Review: The Litvinenko Project at Falcon Manor, Settle

By May 3, 2016

Leeds.

settle-stories

If there is anything about a sunny drawing room in a country house hotel that suggests murder, it would surely bring to mind the genteel, early 20th century world of Agatha Christie.

Just such a room in Settle’s Falcon Manor – wainscoted, elegantly furnished and amply equipped with teapots – is the setting for the performance of 2Magpies Theatre’s Litvinenko Project. However, rather than a quaint and whimsical diversion involving unseemly passions beneath tweed and Cluedo-style weaponry, this performance explores 21st century global politics and murder most radioactive!

Tea at Falcon Manor

The company’s Tom Barnes and Matt Wilks start by working the room – a near-capacity audience of almost 30, seated as if for high tea. There’s little separation in the production between viewers and performers, and this begins when we’re asked about our awareness of the story of the murder of Russian dissident Alexander Litvinenko in London in 2006.

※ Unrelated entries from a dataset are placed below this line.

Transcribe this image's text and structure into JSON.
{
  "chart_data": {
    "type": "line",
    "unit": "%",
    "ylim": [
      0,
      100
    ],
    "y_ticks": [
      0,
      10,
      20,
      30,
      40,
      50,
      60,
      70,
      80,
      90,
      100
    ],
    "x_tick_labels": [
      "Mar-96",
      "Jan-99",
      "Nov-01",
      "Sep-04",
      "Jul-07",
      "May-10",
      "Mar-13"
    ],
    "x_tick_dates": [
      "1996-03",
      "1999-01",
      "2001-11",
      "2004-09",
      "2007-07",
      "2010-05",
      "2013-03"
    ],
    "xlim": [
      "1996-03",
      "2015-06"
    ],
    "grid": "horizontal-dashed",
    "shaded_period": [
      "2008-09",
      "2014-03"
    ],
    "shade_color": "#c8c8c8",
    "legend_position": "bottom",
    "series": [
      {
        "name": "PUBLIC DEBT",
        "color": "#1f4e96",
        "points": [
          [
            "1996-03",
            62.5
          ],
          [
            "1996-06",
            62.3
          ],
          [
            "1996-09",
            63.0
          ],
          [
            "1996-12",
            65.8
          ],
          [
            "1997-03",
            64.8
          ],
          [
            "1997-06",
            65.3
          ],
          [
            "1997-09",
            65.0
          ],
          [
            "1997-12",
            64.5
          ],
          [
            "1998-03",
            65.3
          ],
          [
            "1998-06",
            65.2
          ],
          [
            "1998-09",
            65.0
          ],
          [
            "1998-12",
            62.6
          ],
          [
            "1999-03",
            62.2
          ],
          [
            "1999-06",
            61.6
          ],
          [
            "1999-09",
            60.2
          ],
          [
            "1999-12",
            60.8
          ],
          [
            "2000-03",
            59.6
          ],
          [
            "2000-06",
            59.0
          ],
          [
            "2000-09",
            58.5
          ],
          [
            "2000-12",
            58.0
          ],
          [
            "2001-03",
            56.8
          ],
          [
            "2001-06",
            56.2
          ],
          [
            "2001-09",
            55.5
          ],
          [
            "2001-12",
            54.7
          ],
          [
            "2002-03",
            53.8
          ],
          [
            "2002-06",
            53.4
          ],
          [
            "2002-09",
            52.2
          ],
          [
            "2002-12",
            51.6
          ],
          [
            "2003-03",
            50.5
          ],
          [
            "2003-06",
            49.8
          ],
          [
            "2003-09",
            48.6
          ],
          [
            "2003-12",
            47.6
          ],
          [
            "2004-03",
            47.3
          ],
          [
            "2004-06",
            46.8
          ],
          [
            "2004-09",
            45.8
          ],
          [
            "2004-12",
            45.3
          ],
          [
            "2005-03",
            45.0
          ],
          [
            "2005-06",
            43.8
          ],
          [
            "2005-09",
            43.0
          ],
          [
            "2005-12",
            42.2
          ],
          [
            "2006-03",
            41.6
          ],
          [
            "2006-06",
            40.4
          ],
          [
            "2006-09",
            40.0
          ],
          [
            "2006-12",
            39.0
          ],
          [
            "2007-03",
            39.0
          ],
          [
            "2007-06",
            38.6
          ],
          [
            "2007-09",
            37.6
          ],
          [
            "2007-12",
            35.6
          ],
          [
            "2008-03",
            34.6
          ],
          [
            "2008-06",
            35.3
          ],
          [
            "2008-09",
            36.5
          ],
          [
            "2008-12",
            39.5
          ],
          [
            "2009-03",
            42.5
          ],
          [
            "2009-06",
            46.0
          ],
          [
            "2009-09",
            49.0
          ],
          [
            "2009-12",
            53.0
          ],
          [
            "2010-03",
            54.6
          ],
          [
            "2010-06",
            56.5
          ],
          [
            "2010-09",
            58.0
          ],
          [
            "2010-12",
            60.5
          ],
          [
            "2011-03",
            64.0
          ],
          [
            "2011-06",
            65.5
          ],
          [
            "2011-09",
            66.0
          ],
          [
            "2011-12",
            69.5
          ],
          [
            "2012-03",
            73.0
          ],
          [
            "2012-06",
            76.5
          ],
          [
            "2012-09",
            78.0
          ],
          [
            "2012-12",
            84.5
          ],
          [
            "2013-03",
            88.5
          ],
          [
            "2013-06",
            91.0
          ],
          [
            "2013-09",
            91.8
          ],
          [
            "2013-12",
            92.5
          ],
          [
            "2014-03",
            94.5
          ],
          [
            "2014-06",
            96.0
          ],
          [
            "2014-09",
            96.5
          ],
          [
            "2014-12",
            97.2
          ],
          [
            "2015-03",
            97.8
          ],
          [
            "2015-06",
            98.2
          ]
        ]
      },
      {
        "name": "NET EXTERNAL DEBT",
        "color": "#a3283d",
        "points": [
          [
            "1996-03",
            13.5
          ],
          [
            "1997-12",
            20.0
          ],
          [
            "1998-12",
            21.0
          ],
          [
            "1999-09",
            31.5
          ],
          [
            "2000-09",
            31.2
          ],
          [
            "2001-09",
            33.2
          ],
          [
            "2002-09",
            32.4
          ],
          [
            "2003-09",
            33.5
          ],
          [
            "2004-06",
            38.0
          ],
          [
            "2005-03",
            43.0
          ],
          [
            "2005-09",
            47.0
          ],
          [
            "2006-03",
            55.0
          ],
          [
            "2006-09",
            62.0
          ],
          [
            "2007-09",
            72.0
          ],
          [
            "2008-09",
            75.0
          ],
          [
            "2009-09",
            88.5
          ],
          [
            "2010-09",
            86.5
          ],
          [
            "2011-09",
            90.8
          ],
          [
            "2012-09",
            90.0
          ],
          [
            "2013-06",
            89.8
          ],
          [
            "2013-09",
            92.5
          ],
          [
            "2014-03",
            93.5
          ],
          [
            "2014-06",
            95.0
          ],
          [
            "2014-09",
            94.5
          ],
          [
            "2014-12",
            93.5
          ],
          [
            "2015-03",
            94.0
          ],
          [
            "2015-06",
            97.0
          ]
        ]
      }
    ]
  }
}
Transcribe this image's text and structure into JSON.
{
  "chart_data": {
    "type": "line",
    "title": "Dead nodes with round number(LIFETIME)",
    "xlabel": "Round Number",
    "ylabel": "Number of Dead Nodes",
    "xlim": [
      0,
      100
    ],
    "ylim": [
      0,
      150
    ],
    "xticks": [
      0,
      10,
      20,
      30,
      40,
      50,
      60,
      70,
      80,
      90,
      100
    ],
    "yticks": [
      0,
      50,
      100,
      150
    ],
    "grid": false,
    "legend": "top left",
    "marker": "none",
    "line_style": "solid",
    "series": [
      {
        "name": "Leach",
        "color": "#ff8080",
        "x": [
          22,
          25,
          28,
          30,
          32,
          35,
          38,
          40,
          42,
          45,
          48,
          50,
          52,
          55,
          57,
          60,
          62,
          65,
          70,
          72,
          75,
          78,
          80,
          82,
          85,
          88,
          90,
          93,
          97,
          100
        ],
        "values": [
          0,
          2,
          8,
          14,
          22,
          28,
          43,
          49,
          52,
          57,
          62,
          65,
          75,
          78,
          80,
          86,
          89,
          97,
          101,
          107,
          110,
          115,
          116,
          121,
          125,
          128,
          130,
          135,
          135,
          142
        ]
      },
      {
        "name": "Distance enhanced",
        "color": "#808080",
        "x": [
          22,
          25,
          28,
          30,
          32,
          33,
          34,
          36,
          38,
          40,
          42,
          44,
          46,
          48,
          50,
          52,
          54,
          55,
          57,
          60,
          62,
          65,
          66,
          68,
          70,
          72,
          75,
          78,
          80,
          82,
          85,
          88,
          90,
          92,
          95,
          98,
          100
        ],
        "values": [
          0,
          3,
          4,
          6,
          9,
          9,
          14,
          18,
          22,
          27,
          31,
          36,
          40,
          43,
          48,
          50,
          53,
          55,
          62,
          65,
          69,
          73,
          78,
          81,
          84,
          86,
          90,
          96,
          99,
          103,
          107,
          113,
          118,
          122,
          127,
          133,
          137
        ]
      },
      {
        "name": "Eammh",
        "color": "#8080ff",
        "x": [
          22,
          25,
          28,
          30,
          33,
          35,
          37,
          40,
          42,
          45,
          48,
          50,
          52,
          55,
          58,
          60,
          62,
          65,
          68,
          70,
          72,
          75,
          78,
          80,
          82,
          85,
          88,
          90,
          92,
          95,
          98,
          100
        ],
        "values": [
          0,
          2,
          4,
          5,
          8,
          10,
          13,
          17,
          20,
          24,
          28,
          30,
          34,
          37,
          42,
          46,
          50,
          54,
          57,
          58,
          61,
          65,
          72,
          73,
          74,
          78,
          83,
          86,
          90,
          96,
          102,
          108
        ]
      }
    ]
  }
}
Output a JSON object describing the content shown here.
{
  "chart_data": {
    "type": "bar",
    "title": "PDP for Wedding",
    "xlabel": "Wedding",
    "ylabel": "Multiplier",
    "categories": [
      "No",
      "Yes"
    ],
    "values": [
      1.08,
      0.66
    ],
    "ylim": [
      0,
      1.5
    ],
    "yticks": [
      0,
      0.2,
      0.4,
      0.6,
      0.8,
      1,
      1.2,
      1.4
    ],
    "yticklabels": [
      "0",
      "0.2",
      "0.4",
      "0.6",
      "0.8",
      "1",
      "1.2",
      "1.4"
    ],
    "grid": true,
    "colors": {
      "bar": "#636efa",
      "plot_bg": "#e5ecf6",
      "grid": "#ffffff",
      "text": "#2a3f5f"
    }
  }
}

It’s clear that many audience members are aware of the poisoning by radioactive polonium of the former KGB and FSB officer who stood up to Vladimir Putin. The newspaper image of Litvinenko close to death is recalled by many, but others point to the anomalies of the case, the mystery of why polonium in a cup of tea was used as the murder weapon and the radioactive trail it left behind.

Alexander Litvinenko

This feeds into the telling of the story of the (presumed) day of Litvinenko’s poisoning, moving from ballroom dancing with his wife, to tea with businessmen (and possible Russian agents) Dmitry Kovtun and Andrey Lugovoy, on to a meeting with Italian nuclear expert Mario Scaramella and finally to a second encounter with Kovtun and Lugovoy.

As the audience sips green tea (though some of the pots are out of bounds, for obvious reasons!) the story is presented as a mixture of narration and drama, with Barnes and Wilkes taking all the roles except for those peremptorily delegated to members of the audience.

Such effects that might be seen as distancing, in a Brechtian sense, from the drama actually tend to engage, rather than alienate. Even when the pair don radiation suits to simulate preparation the last meal Litvinenko cooked (chicken on a bottle), the stink of the chicken on a warm spring afternoon seems to bring audience and cast together, something symbolically represented by the thread most of us end up holding, criss-crossed around the room, representing the trail of radioactivity left by Litvinenko around London after his poisoning.

Preparing Chicken on a Bottle

This is a different, thought-provoking way of doing theatre and of using the medium to address political questions. It’s also a production whose time has come. It was originally staged by International Security and Terrorism graduates Barnes and Wilkes three years ago, just as the Litvinenko case was fading from memory. Now, though, it shares the zeitgeist with the findings of the Owen Inquiry into the case and several new books on the subject.

At the end of the play, Barnes and Wilkes present a number of facts and probabilities. Although the earlier action strongly suggested that Kovtun and Lugovoy were responsible for the poisoning – and, by implication, that the trail leads back to Vladimir Putin. That’s something that the Kremlin might feel disposed to dispute, but the play marks a fascinating, thought-provoking contribution to the political strand of this year’s Settle Stories programme.